If you've already absorbed the material from a basic book on positional chess, I can't think of a better way to grow your chess ability than to master these 45 lessons. As a strong club player (currently rated ~1980 on FICS) I was already familiar with many of the techniques, such as rook lifts and artificial castling, but Bronznik and Terekhin's explanations and analysis strengthened my understanding. Many of the techniques, such as bishop zigzags (to challenge an opponent's superior bishop) and the "Rubinstein's cxd5 after ....Nbd7" (to seize control of the c-file that can no longer be blocked by ...Nc6) were new to me, too.

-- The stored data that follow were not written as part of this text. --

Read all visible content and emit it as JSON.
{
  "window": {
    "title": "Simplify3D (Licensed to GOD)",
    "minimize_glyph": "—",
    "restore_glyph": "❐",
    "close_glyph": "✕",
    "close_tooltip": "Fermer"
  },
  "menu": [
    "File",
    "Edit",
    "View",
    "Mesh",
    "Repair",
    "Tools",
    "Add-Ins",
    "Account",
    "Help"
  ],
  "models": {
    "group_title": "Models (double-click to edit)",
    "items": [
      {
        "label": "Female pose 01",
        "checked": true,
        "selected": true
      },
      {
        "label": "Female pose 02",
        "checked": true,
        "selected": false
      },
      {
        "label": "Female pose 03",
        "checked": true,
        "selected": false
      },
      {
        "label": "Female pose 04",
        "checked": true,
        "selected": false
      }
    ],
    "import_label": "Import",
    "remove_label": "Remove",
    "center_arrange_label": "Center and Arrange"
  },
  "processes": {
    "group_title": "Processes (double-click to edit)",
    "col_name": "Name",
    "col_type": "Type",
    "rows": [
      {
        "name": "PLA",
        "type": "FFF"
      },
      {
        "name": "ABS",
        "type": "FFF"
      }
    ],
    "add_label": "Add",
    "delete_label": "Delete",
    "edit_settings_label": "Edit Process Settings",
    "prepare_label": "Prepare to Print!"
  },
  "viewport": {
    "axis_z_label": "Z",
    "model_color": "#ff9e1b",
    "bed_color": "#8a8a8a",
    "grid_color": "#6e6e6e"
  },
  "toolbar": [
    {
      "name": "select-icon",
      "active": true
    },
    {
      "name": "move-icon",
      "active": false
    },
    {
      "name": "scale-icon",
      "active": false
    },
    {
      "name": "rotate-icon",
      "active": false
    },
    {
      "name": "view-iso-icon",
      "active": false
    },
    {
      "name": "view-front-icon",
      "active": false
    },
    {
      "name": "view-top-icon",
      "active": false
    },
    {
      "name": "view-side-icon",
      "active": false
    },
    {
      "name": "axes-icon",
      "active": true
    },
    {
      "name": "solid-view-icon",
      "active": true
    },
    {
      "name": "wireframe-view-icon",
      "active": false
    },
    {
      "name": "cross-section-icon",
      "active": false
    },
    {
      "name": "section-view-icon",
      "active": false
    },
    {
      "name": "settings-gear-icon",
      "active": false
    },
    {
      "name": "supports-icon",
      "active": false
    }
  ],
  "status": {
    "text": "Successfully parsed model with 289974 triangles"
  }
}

Each lesson begins with a brief introduction of a technique and how you use it, using simplified explanatory diagrams where appropriate. The authors then provide game fragments (or occasionally whole games) that illustrate how grandmasters such as Capablanca, Botvinnik, or Kasparov used it to good advantage. Many books provide just one or two examples and move on, but Bronznik and Terekhin present a wealth of chess material: on average, 7 illustrative game fragments per technique. They are generous with diagrams; a single diagram suffices on the shorter game fragments, but when action continues 8 or more moves they almost always include an extra diagram or two. They do a good job explaining why grandmasters use the technique, but they do not hesitate to note other tactics and ideas in a position. They illustrate the zig-zag maneuver with Capablanca v. Alekhine (Game 25 of championship match, 1927), for example, but they also point out Alekhine's prophylactic ...Rc7, note a tactical shot that Capablanca had to avoid, and explain Alekhine's refusal to trade queens (it suppressed white's e4 pawn break). My head practically explodes every time I open the book!
While the abundant game fragments provide an excellent learning experience, the authors enhance the book's value by grouping similar techniques into chapters. For example, "Some Aspects of Piece Exchanges" contain the following techniques:
* Botvinnik's prescription: exchange those pieces which are protecting entry squares
* Exchanging bishops in order to weaken a complex of squares
* The bishop zigzag: neutralising the good bishop
* Capablanca's set-up in the Karlsbad structure
* Leave the opponent with his superfluous pieces
The book concludes with a detailed table of contents and indexes by player and opening. As always with New in Chess books, the production values (clarity, margins, paper, binding) are high quality. I enthusiastically recommend this book for club players rated 1500 and up; it is the best book on positional chess I have read since I studied Nimzovich's "My System" almost 40 years ago.
The publisher provided a review copy of this book to me in exchange for my honest review. My ratings of the publisher's books have ranged from 3 stars to 5 stars.